You recently started working for Denver firm SmithGroup. What kind of impact do you think the firm will have on Denver?
My move to SmithGroup has surprised me – the change was unexpected and this historic AE firm continues to impress me. While SmithGroup has a new Colorado address, the firm has been working here in Colorado for over 20 years and in the local healthcare sector for a portion of that. Now, we can serve our existing and new clients with local rapport and relationships. Also, in an everchanging industry, this company seems to be the best suited to evolving with our worlds’ changes. I am a little star-struck getting on calls with my coworkers across the world—my heroes are not the “star” architects but the invisible deep thinkers in the background. SmithGroup seems to place the same value I do in these types of thinkers and clearly has invested time and energy in bringing them all together. Though adjusted to the needs of our clients and industry now, I see SmithGroup as a nimble business with a community of passionate, responsive and even catalytic thinkers. I couldn’t be more excited to continue discovering what my firm can contribute and how we fit into the next era of design and architecture.
What do you see as the biggest challenge for architects in Colorado right now?
In light of COVID-19 impacts on the profession, our biggest hurdle is relevance. Architects, historically, have not been great business people or marketers of their own services. The world’s needs are changing and to keep the industry and the profession viable, we need to be as nimble as the changes that are occurring. How, for example, do we make the case for building a new restaurant (or any other non-essential business in a pandemic time) after seeing these places vacated in mass? The business models we serve will change and we must change to continue to serve.

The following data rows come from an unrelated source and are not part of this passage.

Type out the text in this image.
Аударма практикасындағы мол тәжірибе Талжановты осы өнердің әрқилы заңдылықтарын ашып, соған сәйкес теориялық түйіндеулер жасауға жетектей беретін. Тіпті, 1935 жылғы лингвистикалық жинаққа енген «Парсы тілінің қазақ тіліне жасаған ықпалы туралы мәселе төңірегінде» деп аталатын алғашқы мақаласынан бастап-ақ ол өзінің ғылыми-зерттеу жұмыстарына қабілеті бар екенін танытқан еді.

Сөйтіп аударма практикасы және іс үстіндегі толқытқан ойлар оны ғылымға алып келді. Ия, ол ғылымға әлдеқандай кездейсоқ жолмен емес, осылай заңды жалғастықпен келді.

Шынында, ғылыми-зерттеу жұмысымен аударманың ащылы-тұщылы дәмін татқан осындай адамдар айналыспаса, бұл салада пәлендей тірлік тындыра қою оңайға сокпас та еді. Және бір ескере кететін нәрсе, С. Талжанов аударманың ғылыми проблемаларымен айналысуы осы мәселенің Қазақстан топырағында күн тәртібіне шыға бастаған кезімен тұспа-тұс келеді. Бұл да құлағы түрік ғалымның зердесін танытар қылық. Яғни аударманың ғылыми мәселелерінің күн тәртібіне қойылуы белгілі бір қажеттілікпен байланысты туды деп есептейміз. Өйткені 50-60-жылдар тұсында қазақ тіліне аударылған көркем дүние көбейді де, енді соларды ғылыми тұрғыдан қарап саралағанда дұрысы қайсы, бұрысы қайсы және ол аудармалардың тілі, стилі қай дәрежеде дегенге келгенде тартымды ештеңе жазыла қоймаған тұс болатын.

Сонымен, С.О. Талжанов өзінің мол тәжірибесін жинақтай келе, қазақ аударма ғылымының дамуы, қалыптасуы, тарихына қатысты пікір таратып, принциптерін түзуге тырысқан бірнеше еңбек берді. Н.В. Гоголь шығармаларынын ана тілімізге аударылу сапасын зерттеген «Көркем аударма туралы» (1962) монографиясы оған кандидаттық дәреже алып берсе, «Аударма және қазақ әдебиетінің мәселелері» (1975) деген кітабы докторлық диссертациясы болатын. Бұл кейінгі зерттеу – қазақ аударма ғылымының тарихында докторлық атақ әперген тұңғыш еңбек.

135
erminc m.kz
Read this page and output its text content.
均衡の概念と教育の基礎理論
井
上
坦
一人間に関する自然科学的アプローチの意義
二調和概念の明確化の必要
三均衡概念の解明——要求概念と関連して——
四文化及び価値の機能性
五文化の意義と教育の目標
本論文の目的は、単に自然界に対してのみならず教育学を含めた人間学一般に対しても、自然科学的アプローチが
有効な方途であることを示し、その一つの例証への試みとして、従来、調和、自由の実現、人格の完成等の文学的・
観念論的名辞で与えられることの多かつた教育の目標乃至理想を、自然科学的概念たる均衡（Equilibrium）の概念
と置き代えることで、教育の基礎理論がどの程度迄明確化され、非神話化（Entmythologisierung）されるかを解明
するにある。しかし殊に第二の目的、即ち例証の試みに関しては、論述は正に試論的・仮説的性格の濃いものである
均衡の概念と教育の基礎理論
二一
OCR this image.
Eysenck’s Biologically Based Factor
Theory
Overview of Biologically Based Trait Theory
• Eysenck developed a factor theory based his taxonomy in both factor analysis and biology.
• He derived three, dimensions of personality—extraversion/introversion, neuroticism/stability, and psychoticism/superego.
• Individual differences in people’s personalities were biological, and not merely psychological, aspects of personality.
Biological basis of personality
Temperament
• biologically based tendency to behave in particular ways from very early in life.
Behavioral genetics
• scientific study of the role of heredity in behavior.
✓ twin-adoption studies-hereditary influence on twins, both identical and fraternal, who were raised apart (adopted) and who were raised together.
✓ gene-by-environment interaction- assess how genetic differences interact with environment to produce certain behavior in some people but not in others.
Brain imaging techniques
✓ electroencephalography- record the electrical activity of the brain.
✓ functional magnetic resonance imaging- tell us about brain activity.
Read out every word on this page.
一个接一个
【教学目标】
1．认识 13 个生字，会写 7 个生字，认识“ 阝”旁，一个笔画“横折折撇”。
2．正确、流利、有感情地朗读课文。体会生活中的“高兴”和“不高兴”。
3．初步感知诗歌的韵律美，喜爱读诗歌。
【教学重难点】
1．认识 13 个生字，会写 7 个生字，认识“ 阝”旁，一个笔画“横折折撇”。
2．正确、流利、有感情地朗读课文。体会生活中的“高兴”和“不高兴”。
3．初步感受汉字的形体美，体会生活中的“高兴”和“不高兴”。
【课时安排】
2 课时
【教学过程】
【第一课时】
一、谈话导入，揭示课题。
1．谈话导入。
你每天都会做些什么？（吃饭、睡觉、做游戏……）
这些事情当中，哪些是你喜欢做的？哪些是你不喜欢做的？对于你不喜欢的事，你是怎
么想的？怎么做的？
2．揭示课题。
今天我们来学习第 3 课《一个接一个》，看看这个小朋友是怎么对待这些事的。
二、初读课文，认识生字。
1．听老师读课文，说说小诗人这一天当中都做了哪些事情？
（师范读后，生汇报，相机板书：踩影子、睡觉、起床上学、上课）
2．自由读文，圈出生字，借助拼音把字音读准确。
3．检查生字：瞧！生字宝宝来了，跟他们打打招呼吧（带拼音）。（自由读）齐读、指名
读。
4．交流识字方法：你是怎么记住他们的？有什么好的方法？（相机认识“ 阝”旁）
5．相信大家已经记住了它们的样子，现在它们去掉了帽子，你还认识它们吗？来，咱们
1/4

Lately, conversations within and outside of the industry have focused on Justice, Equity, Diversity and Inclusivity for people – for our industry professionals and for the occupants of our creations. We are also a little late to the game in actively and positively affecting our natural environment – we must take greater and more impactful actions in our work and lead in the movement to fix the great damage we’ve done to the earth (our industry has a bad track record here). Sure, we have much to do and get caught up on, but we also should be looking forward. What will the next evolution in our industry’s service be? How can we be even more nimble and proactive? I am hopeful that we can remain relevant and I am convinced we have and will continue to find purpose and meaning we can serve.